By Nathaniel Arana, CEO, NGA Healthcare
LinkedIn: Nathaniel Arana
LinkedIn: NGA Healthcare
Since January 1, 2023, The Transparency in Coverage Rule required health insurance providers and health insurers to provide price information to participants in a publicly accessible place. This means consumers should, in theory, be able to go to any payer’s website and see what different doctors, hospitals and health systems are charging for the same services.
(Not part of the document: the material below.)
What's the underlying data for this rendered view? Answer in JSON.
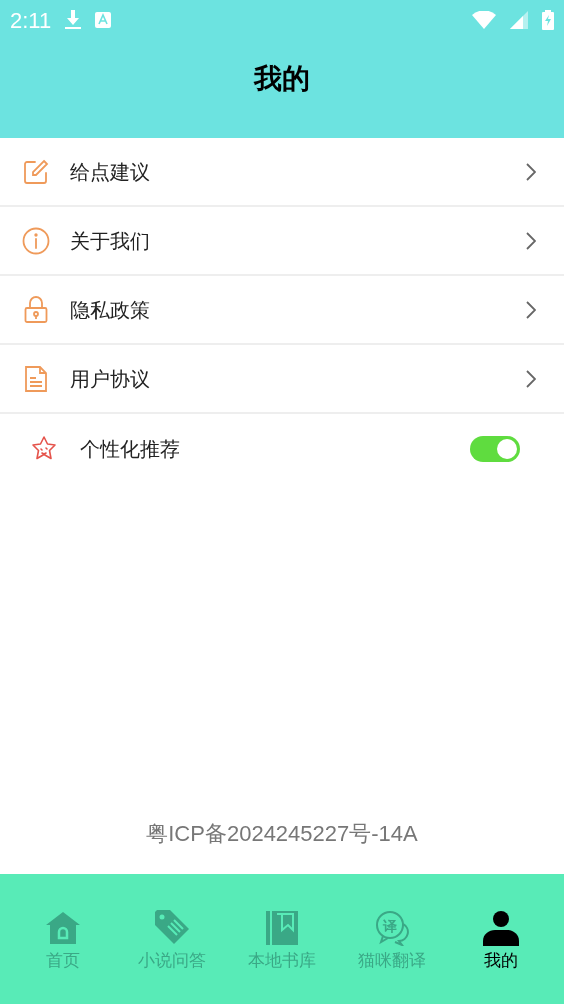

The law was meant to allow consumers the ability to shop for healthcare services based on cost and, thus, hopefully lower their healthcare expenditures.
What we have observed is a contrast to what was intended to happen. Insurance payers have been slow to follow the rule, with some plans that outright do not comply with the rule. Some health plans published a ‘data dump’ of multiple terabytes of information that was impossible for consumers to actually use.
Price transparency is supposed to lower costs. If consumers knew that you could get a knee replacement from a qualified surgeon at a surgery center versus the hospital for tens of thousands of dollars less, that likely would be the driving factor as to where the procedure is performed. In fact, outpatient joint replacements performed in an ASC cost 40% less than those performed in a hospital, and other procedures, such as rotator cuff repair and knee arthroscopy, cost over 50% less (Orthopedics Review).
The cost can also vary widely according to your health plan. A Blue Cross Blue Shield health plan could have negotiated a rate that’s much lower than United Healthcare and thus employer groups and consumers could shop more appropriately.
So why don’t insurance companies want the information public to actually drive down costs? Interestingly, health plans have been able to see what their payer competitors are reimbursing through what is called coordination of benefits for years. With coordination of benefits, payers can view allowable rates for secondary insurances (often their competitors) and have created their own databases.
The answer is not necessarily that payers are concerned about consumers shopping around for healthcare services but rather that the rules would show the healthcare community that corporate owned health systems and hospitals have been enjoying rates that are often 200%-500% greater than small to medium-sized physician groups. These hospitals and health systems are often financially tied to many of these health plans. Meaningful price transparency would dismantle these institutions and the supra normal profits they enjoy on the backs of employer groups and taxpayers.
Payers have been sacrificing physician groups and pointing the finger at physicians as the scapegoat. It’s much easier to create that narrative rather than actually focus the blame on corporate practice of medicine at these larger health institutions.
What can be done? It’s uncertain if the Center for Medicare and Medicaid Services (CMS) will start enforcing the new rules more forcefully. To date, no health plan has been fined for failing to be in compliance. In the meantime, physician groups need to stand up against payers and negotiate their reimbursement rates. In theory, the health plans should be shifting reimbursement from the hospital to these physician groups. This would result in a more robust and competitive private physician landscape. This would help to avoid the mass entrance of private equity in private practice. Physician groups would be able to remain independent from hospital systems and private equity where it has been proven that clinical outcomes and patient safety are superior.
As an organization that negotiates for these groups, we understand the impact that this information has on healthcare and how it could actually control costs while leveling the playing field for physician groups. It could save taxpayers substantially and improve clinical outcomes. For patient-reported outcomes, smaller practices were consistently found to be associated with better access to care and better patient satisfaction.